Jeden Tag werden in Deutschland dutzende Kinder missbraucht. Einige dieser sexuellen Übergriffe werden gefilmt und verbreitet – zum Beispiel über das Internet. Doch von 1.667 Verfahren mit Bezug auf Kinderpornografie werden momentan nur 228 ausgewertet.

Das hat eine Abfrage des Innenministeriums bei allen 47 Kreisbehörden der Polizei in NRW ergeben.

Des weiteren blieben in den vergangen Monaten bei 557 mutmaßlichen BesitzerInnen von Kinderpornos die Hausdurchsuchungen aus. Die richterlich angeordneten Ermittlungen wurden von den Behörden schlichtweg nicht durchgeführt, beziehungsweise auf einen späteren Zeitpunkt verschoben.

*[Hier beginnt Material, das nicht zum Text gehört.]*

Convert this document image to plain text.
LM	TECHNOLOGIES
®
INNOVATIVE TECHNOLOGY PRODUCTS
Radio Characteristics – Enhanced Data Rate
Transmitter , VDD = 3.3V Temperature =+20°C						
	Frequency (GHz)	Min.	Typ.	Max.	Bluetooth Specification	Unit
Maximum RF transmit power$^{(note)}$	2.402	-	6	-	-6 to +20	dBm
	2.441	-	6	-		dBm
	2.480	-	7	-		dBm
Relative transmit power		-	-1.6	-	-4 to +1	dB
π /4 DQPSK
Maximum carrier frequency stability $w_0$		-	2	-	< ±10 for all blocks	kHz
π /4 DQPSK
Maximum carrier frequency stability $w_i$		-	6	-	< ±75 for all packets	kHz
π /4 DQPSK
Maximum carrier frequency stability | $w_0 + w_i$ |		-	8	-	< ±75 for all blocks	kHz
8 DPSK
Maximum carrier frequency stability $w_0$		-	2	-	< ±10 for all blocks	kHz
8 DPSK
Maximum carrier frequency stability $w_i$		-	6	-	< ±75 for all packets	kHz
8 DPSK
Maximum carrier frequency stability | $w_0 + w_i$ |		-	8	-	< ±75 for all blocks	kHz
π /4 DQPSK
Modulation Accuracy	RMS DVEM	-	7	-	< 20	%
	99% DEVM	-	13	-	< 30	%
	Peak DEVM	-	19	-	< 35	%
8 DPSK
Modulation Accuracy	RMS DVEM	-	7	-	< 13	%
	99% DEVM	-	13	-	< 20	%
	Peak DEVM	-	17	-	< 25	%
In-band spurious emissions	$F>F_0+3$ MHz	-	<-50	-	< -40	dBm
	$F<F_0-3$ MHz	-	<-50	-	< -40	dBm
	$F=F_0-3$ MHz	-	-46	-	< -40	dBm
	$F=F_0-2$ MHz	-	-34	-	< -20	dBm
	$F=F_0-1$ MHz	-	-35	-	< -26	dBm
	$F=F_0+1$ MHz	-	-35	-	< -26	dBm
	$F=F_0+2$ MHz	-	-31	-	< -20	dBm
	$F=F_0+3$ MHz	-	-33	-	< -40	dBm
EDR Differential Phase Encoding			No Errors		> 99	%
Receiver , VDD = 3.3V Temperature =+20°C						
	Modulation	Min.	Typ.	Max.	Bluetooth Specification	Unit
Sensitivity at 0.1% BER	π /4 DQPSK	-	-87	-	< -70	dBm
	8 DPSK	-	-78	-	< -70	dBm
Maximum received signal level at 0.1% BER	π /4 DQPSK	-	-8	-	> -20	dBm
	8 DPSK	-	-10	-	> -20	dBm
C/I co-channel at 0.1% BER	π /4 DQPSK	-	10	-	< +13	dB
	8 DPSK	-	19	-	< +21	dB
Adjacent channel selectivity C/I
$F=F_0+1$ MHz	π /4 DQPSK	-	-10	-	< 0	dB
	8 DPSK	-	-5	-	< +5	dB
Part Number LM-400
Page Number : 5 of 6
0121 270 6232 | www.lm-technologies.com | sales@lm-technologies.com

Die dafür genannten Gründe sind Personalmangel und dass man anderen Fällen mehr Priorität zugewiesen habe. Den Angaben des Ministeriums zufolge betrifft dieses Defizit alle Kreisbehörden in Nordrhein-Westfalen.

Was war der Anlass?

Der Anlass für die landesweiten Abfragen war der Fall eines Physiotherapeuten aus Bad Oeynhausen. Er soll sowohl Kinderpornografie besessen, als auch Kinder, die als Patienten in seine Praxis kamen, missbraucht haben.

Den Durchsuchungsbefehl besaß die Polizei bereits seit März 2018, durchgeführt worden ist die Durchsuchung erst ein knappes Jahr später. Es besteht der Verdacht, dass der Verdächtigte innerhalb des Jahres, in dem die Durchsuchung seiner Räumlichkeiten ausblieb, ein weiteres Kind missbraucht hat.

Und das wäre bei weitem nicht das erste Mal, dass die Polizei ihre Aufgabe in solchen Fällen versäumt. Anfang diesen Jahres sorgte schon der Fall von Lügde für Aufsehen. Auf einem Campingplatz an der Landesgrenze zu Niedersachsen sollen über Jahre hinweg mehr als 40 Kinder missbraucht worden sein. Während der Untersuchungen waren 150 Datenträger aus den Polizeiräumen entwendet worden. Diese hätten ursprünglich als Beweise im Verfahren gegen die Täter dienen sollen.

Täglich werden dutzende Kinder in Deutschland missbraucht

Was soll sich nun ändern?

Von nun an sollen die Kreisbehörden ab Juli jeden Monat einen Bericht über aktuelle Kinderporno- und Missbrauchsverfahren nach Düsseldorf schicken. Darin sollen die Menge der sichergestellten Dateien, die Anzahl der im Verfahren beschäftigten PolizistInnen sowie die Anzahl noch nicht gelöster Fälle in diesem Bereich aufgelistet werden.

Personalmangel soll nicht länger als Begründung für nicht bearbeitete Fälle akzeptiert werden. Es soll geprüft werden, ob es möglich ist, Überstunden anzuordnen oder auch, ob qualifizierte PolizistInnen ihren Ruhestand freiwillig nach hinten verschieben können. Wie schnell nun die noch nicht bearbeiteten Fälle behandelt werden sollen, bleibt unklar.